The case for a change of priorities has been put by Ross Gittins in one of his columns:
“We're returning to a '60s-style economy in which the demand for labour exceeds the supply, and all our now deeply ingrained thinking about a perpetual shortage of jobs is no longer correct and needs to be abandoned.
“When, for all practical purposes, pretty much everyone who wants a job already has one, it is no longer true that a project that will create 200 jobs will increase total employment by 200. Rather, the workers who fill those jobs will have to be attracted from their existing jobs, and it may well be necessary to bid up wages to attract them.
“Certainly, it no longer follows that saying a new project will create jobs means governments should applaud it and subsidise it. Nor does it follow that saying a particular industry will have to shed many jobs because it has struck difficulties of some sort obviously obliges governments to step in with subsidies to protect those jobs. Most of the workers involved shouldn't have much trouble picking up jobs elsewhere.”
The reality is that the resources industry already can't fill the potential jobs it has. There is no drama about Prelude being entirely built in South Korea because we simply couldn't build it here.

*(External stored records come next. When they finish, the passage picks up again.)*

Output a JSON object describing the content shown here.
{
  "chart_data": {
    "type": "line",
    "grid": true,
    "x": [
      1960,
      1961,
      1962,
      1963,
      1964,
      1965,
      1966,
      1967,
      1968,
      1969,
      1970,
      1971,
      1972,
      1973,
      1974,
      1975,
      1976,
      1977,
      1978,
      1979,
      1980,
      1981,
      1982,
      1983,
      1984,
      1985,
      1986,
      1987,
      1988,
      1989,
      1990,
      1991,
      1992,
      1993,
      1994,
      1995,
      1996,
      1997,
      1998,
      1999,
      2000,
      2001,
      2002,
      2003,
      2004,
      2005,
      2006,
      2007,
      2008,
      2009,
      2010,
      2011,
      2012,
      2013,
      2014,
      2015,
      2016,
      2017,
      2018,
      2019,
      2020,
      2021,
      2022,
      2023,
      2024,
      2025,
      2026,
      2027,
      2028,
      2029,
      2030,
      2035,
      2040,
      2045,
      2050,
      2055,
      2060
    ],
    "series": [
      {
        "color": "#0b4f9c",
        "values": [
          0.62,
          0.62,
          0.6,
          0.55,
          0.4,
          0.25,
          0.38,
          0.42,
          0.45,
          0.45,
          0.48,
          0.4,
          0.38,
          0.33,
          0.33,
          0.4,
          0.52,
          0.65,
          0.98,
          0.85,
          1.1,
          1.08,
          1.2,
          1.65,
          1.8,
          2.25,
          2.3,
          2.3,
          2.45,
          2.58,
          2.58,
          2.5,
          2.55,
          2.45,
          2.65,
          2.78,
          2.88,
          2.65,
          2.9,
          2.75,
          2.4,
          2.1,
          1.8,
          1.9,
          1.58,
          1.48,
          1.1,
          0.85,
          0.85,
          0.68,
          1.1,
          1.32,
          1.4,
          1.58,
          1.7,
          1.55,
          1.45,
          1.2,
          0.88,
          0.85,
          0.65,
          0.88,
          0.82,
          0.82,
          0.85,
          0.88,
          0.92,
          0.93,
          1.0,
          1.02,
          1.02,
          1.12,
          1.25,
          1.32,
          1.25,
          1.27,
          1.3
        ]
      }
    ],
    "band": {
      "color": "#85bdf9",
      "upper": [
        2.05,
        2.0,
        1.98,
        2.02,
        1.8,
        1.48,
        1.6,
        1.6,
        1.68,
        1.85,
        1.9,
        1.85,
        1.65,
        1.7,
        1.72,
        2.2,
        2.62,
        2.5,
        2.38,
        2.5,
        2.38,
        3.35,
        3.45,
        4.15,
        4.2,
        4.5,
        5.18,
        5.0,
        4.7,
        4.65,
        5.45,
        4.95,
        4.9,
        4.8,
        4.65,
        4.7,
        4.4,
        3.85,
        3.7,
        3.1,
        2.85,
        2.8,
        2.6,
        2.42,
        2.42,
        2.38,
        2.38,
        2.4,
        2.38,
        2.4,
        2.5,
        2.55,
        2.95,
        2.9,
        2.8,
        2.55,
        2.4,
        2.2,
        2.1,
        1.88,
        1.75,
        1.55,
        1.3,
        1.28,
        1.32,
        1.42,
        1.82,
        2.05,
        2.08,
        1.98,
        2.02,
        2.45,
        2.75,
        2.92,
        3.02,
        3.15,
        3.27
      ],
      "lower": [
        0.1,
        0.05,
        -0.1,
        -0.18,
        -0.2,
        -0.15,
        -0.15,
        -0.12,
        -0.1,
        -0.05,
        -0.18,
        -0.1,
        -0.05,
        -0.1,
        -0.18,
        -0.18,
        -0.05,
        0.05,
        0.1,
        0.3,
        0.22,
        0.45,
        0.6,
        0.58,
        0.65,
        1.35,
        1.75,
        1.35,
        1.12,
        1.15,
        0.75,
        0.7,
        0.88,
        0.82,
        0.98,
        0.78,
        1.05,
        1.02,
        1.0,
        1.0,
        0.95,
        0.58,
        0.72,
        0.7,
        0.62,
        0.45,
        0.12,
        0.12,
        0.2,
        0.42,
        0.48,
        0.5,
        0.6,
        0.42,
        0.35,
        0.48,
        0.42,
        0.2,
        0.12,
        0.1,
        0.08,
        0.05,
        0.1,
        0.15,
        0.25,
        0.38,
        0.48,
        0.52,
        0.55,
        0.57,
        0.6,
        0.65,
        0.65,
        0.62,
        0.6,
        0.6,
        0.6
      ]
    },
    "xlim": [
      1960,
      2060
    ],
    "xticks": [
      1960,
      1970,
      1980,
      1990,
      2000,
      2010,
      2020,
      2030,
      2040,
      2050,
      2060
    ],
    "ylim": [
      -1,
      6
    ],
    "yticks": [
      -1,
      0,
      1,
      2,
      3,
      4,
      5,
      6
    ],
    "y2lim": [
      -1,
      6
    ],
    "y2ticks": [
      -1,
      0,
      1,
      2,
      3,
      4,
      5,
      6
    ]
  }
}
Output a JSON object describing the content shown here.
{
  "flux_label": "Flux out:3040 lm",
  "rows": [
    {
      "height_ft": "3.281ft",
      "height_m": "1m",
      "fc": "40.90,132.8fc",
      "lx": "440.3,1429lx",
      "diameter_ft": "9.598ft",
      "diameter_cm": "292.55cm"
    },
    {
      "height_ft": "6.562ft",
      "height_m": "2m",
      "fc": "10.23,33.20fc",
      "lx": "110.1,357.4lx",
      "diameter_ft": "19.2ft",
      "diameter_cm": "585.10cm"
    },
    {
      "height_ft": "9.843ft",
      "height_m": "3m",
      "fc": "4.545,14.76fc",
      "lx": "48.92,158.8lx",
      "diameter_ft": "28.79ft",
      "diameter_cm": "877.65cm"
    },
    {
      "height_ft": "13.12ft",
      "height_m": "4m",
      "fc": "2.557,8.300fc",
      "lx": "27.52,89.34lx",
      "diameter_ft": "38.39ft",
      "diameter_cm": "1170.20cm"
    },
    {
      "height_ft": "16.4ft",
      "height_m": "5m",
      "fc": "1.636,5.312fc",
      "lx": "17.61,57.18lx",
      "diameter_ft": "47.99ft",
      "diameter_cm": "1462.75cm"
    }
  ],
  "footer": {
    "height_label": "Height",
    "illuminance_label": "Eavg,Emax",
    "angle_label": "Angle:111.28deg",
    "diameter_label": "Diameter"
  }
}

There was a quote from the former BHP CEO, Chip Goodyear, during the first leg of this commodities boom along the lines that launching a big new project in Western Australia just meant you increased labor costs by 10 per cent. It's going that way again.
It's different for the East Timorese who very much want Sunrise exploited onshore with any and all the employment that it might bring. Joint venture partners Shell and Woodside want to go with another floating platform. Unlike Australia, East Timor has unlimited unemployment – it certainly isn't a poor little rich country suffering the problems of success.
Michael Pascoe is a BusinessDay contributing editor.